The Lost Art of Gratitude_ An Isabel Dalhousie Novel - Alexander McCall Smith [88]
She wrote to Steven and assured him that she would. Then, musing on a life that included such calls to Mull and Paris, she turned her attention to Review correspondence. This was largely mundane, although she had to write to one author to inform him of a negative assessment of an article submitted for publication. “I’m sure that you will understand,” she wrote, knowing that authors often did not understand. Months, possibly years, might have gone into the turned-down article, and more than a few hopes might be dashed by rejection. For an untenured professor somewhere in the reaches of a university system looking for savings on salaries, the rejection might precipitate the end of a career. That worried her, but she saw no way round it. The world could be a hard place—as hard, even if in a different way, for philosophers as for salesmen or miners or anybody who lived on the edge of unemployment and financial ruin.
By eleven o’clock her correspondence was finished. She printed out and read through the last letter, to the Review’s printers; she noticed that in the final sentence of the last paragraph she had used unspaced commas—,thus, —and on impulse she left them. She would do that too, from time to time, as an act of homage, and because little rituals like that gave life its texture. Big Brother, masked as the intrusive state or the political censor of thought and language, might force us to do this and that, but we could still assert ourselves in little things—private jokes, commas without spaces, small acts of symbolic subversion.
She rose from her desk. She had decided what to do next, and she would do it without prevarication. She would pay a call on George Finesk, Minty’s wronged investor, and then she would go to see Minty, seek her out in the lair of the leopardess.
IT WAS NOT DIFFICULT to find where George Finesk lived. There were two Finesks in the telephone book—one in Tranent, a former mining town in East Lothian, and an unlikely place for a wealthy investor to live; another was in Ann Street, a highly sought-after Georgian street that was known for its elegant, if somewhat cramped, terraced houses.
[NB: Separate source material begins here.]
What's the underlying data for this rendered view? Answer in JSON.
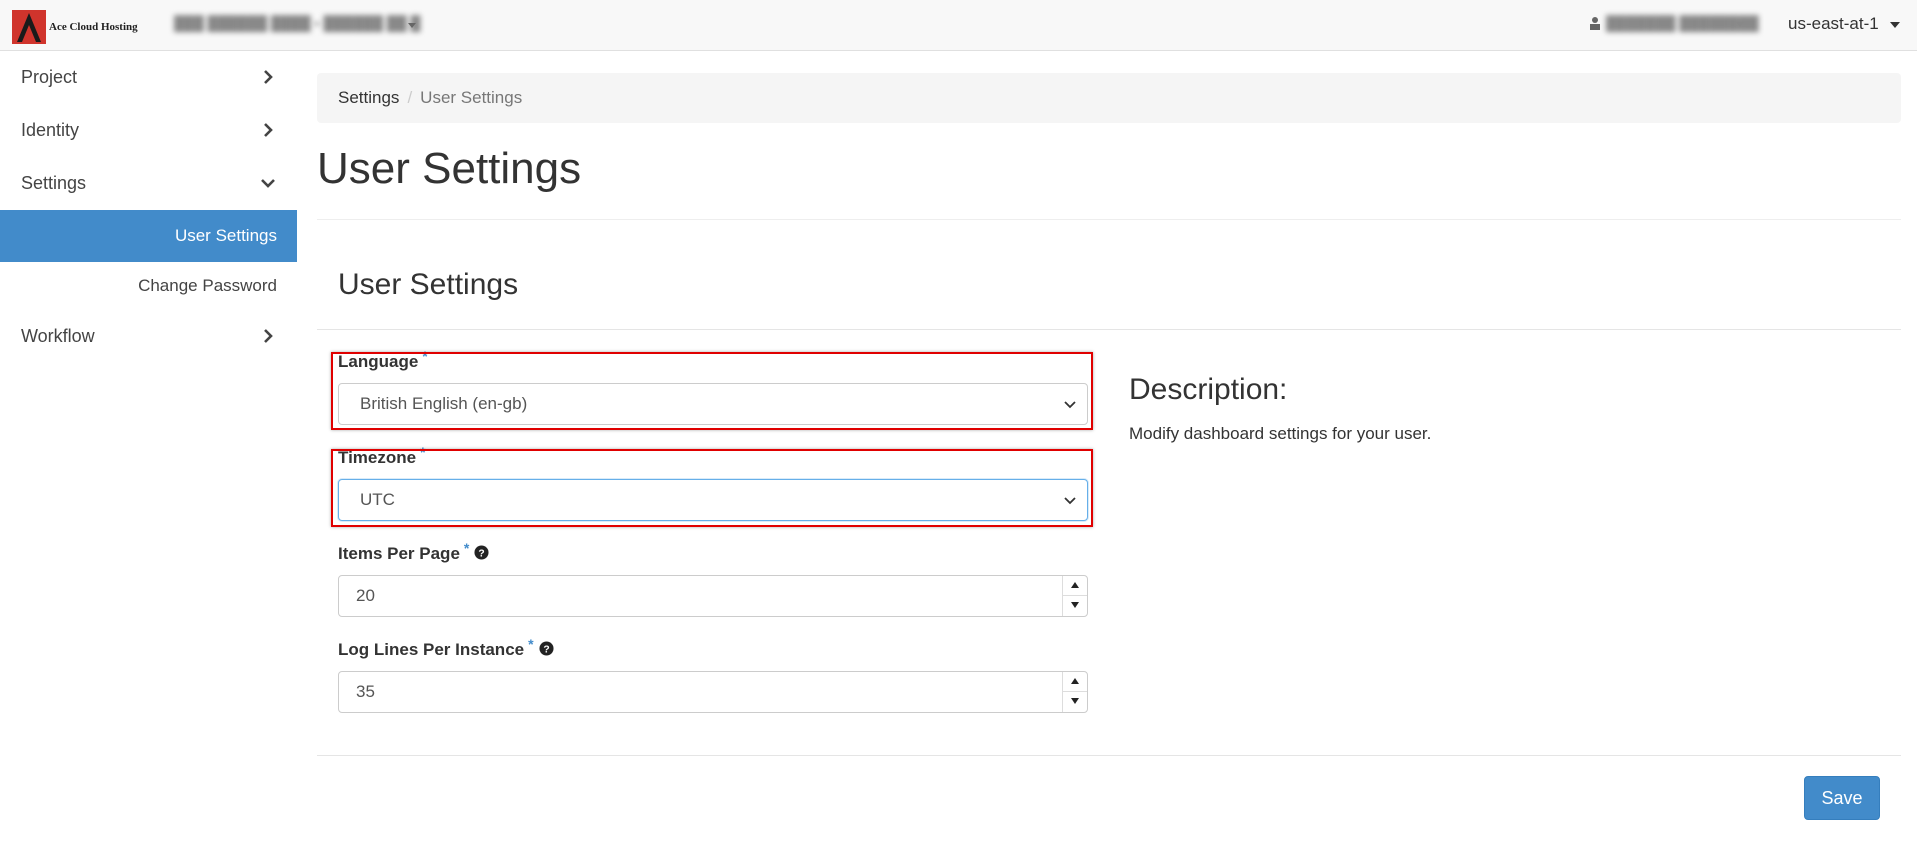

That was the number she dialled, and it was answered by a rather warm, welcoming voice.
She gave her name, and the warmth immediately disappeared; it was as if a window at the other end of the line had been opened to admit a chill blast.
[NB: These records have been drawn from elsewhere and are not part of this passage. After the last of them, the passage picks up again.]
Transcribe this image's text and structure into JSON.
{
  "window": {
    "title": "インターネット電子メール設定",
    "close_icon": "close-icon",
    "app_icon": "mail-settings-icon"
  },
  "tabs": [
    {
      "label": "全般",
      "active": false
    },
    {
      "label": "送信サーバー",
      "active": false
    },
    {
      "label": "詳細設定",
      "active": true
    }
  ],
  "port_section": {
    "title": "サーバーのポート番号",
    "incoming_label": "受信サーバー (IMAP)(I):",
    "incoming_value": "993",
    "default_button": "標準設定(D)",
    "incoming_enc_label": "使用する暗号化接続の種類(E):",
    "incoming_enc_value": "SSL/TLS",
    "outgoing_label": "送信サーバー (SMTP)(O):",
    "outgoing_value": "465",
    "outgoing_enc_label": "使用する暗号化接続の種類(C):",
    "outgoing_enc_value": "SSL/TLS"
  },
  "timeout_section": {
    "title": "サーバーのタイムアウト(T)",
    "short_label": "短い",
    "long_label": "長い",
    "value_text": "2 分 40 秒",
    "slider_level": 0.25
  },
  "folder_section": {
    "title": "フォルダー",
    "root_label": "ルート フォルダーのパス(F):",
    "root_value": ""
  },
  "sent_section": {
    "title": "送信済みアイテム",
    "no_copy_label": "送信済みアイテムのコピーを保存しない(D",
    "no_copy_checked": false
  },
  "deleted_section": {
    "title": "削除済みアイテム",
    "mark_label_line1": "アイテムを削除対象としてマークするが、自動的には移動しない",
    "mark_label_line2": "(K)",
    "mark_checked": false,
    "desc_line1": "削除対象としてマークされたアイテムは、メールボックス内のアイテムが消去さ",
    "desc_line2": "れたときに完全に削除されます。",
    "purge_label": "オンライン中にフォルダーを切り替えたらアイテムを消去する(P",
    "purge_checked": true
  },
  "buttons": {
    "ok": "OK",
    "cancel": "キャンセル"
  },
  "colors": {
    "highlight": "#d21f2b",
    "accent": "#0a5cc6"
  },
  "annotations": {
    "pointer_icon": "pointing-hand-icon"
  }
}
“You said that you were Isabel Dalhousie?”
“Yes.”
There was silence at the other end. “And you wanted to speak to me? May I ask why?”
Isabel had been taken aback by the change in tone and took a moment to recover. “It’s about Minty Auchterlonie.”
A further silence ensued. Then, “I thought it might be.”
This puzzled Isabel. Why would George Finesk associate her with Minty? It would be unlikely that Peter Stevenson had said anything—he would never mention anything confidential.
Isabel resumed the conversation. “I think it might be best for us to discuss this matter in person, rather than on the phone. Easier.”
George Finesk agreed, even if he sounded reluctant. Yes, she could come down immediately, if she wished. He would have to leave the house in about an hour, so he could not give her very much time. With that, he rang off, after the most cursory of goodbyes. He had not put the phone down on her, she thought—he was obviously too polite for that—but it felt to her as if he had.